Stucky, di cui non abbiamo la grazia di conoscere il nome di battesimo ma che nel cognome esplica in pieno la sua discendenza veneziana, ha un’aura di pacata, ma arguta ironia e di malinconia sognante che ricorda un po’ il Corto Maltese di Favola di Venezia. Un po’ trasformista, sempre in grado di adattarsi ad ogni interlocutore, non pare seguire un metodo investigativo vero e proprio. Non sembra quasi raccogliere indizi in maniera sistematica o fare collegamenti seguendo un razionale pensiero di "sherlockholmsiana" memoria: pare raccogliere storie, come se stesse componendo le sue mille e una notte personale. Eppure riesce ad andare sotto la superficie e a cogliere una verità che è, letteralmente, nell’aria, ma che nessuno pare avere il coraggio di proclamare a voce alta. D'altronde, non pare esserci modo migliore per conoscere una terra che ha una vena favolistica annidata dietro la concretezza e la dedizione al lavoro. 

Per chi ci è nato o chi da un po’ ci vive, la piaga della campagna veneta è sotto gli occhi di tutti. Basta passare in macchina da un paese e ascoltare qualche brano di gruppi locali come i Do’Storieski per accorgersi che lo splendido venetorum angulus è stato sconvolto da un’industrializzazione selvaggia a partire dagli anni ’60. In nome della ripresa economica si sono cementificate vastissime aree, snaturati terreni e le ville palladiane sono costrette a condividere i loro parchi con silos e blocchi di cemento. Tutto questo si paga, in qualità della vita, aria pulita e, anche, vite umane. 
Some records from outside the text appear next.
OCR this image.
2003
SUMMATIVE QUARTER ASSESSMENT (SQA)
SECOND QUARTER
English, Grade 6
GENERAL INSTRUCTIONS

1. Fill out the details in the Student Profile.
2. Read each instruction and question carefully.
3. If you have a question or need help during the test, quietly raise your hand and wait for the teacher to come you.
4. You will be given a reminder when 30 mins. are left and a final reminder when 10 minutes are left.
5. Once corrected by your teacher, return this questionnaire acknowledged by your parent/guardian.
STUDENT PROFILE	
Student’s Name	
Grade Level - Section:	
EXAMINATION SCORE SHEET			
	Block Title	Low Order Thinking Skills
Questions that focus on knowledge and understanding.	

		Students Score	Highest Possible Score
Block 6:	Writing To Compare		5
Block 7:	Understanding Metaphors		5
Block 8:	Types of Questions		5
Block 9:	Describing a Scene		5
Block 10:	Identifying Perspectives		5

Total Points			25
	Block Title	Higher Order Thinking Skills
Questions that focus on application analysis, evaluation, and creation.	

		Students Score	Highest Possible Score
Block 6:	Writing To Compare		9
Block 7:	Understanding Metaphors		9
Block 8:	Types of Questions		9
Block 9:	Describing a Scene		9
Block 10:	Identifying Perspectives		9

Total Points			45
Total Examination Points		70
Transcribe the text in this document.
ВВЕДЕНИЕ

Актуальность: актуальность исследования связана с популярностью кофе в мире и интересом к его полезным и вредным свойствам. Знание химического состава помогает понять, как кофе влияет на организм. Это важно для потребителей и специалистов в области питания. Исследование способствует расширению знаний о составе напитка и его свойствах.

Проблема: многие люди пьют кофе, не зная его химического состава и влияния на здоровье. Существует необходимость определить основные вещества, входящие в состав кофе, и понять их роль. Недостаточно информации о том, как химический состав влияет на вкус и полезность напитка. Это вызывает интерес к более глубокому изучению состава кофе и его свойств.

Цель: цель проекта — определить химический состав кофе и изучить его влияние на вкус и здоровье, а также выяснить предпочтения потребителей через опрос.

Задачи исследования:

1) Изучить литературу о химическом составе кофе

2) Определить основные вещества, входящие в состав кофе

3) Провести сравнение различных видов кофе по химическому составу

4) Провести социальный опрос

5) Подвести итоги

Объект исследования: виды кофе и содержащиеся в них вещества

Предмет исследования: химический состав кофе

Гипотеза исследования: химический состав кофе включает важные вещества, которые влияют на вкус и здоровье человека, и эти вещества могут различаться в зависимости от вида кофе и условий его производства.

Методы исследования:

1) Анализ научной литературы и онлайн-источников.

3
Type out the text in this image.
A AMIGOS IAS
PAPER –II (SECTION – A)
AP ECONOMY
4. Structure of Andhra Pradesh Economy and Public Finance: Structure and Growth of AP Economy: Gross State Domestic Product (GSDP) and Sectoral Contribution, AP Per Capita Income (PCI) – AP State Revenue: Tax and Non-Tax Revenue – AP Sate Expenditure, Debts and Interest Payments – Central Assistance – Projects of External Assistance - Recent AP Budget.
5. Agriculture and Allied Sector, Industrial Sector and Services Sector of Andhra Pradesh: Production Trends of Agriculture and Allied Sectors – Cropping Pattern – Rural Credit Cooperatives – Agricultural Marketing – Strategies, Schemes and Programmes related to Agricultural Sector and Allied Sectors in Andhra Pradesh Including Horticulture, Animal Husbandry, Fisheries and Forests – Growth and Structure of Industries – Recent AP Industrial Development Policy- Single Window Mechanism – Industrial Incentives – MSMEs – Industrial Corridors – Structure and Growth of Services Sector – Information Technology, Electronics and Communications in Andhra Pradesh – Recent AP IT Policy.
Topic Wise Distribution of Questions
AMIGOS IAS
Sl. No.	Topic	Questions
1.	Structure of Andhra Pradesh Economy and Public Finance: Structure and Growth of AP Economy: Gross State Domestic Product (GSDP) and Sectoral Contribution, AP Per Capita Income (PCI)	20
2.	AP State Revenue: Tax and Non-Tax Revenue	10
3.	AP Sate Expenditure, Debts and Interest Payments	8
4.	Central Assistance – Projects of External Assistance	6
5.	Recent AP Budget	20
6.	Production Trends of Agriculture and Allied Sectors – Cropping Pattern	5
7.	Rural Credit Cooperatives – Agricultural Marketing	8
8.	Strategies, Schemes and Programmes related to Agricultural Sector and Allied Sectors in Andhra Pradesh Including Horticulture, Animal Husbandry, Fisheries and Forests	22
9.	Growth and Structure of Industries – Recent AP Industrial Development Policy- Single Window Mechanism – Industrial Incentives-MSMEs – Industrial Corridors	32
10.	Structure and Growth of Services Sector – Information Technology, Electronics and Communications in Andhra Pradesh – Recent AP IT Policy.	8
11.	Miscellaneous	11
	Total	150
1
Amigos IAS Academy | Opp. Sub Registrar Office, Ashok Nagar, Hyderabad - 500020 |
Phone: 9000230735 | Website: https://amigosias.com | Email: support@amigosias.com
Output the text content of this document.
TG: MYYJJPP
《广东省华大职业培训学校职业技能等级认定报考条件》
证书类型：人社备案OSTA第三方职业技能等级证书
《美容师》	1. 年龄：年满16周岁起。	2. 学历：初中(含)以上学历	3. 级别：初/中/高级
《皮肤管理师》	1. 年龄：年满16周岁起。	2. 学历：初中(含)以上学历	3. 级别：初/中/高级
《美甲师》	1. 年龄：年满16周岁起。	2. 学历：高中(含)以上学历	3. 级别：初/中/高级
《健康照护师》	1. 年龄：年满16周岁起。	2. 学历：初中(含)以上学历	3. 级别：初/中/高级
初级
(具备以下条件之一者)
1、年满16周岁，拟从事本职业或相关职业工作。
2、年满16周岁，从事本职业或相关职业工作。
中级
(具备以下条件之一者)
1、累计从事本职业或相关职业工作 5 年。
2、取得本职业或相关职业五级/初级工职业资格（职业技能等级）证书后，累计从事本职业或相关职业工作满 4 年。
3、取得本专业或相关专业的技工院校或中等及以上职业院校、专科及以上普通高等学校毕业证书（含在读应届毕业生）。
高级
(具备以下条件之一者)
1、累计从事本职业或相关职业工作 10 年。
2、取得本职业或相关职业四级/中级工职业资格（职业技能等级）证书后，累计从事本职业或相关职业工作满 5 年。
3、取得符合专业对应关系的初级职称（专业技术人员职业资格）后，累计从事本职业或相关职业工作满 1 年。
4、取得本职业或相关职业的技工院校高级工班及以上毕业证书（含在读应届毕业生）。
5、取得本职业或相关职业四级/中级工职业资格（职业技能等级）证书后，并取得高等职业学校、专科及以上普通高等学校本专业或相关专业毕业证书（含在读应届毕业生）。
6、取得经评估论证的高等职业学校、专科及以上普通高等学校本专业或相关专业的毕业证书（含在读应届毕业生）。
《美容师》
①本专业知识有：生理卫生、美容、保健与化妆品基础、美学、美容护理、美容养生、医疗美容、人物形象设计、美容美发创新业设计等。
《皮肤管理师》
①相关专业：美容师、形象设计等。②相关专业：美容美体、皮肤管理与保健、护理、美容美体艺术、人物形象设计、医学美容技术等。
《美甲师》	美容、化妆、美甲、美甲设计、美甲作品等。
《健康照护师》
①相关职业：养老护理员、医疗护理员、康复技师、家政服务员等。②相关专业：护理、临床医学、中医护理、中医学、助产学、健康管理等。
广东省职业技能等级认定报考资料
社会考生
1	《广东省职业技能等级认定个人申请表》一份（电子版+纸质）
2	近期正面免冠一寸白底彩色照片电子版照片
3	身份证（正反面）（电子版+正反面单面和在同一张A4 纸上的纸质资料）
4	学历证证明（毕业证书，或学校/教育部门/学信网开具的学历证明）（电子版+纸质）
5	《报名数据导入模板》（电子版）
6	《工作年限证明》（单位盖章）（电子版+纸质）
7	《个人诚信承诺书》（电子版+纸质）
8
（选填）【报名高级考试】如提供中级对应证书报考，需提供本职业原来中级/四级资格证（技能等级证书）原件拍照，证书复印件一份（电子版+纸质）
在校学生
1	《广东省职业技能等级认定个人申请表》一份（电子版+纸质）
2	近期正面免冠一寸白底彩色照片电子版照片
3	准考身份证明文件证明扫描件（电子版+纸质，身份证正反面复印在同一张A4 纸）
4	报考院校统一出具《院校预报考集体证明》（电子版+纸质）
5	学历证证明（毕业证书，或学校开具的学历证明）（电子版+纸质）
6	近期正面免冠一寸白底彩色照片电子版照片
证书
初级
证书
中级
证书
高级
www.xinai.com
In questa terra a metà tra favola donchisciottesca e preludio di distopia, si muove, con una presenza che non si attribuirebbe mai ad un morto, il conte Ancillotto. Questo mago del vino, a cui basta aggiungere una “L” per avere il prototipo del cavaliere della Tavola Rotonda, è fermo sostenitore della produzione di vino con qualità e sentimento, senza troppi solfiti e diavolerie moderne . Dietro a questa ferma convinzione di solitario cavaliere errante c’è di più: perché se si intossica il vino che scorre nelle vene degli abitanti del Veneto, vuol dire che c’è qualcosa di molto più marcio a monte: qualcosa che viaggia nell’aria e che termina nelle innumerevoli pietre tombali che costellano il cimitero di Cison, grattate con solerzia e devozione dal matto del paese, voce di intervallo tra i capitoli che rende vivo il paese presentandoci i suoi abitanti.

«Questi luoghi non saranno più il villaggio diffuso e misterioso che solleticava le nostre menti, non cresceremo più imparando a distinguere le ombre dei fossi (…) nessuno incontrerà più la linea delle nebbie, dove perdersi in fantasticherie», proclama il conte dalla tomba per voce della sua erede, Celinda Salvatierra (forse unico personaggio un po’ deludente che prometteva molta più rottura scenica di quanto non ha offerto). Stucky raccoglie tutte questi frammenti, le storie che si annidano tra i grappoli e capisce; capisce non solo il bandolo della matassa, ma capisce cosa ci sta dietro, le motivazioni e i pensieri e, con tutta la sua cortesia persiana e con un assaggio di Maigret, non se la sente nemmeno di condannare.

Resta quindi da aspettare l’interpretazione che ne fornirà Giuseppe Battiston con la regia di Alessandro Padovan. Intanto c'è tutto il tempo per recuperare anche gli altri capitoli delle avventure ambientate nella marca trevigiana.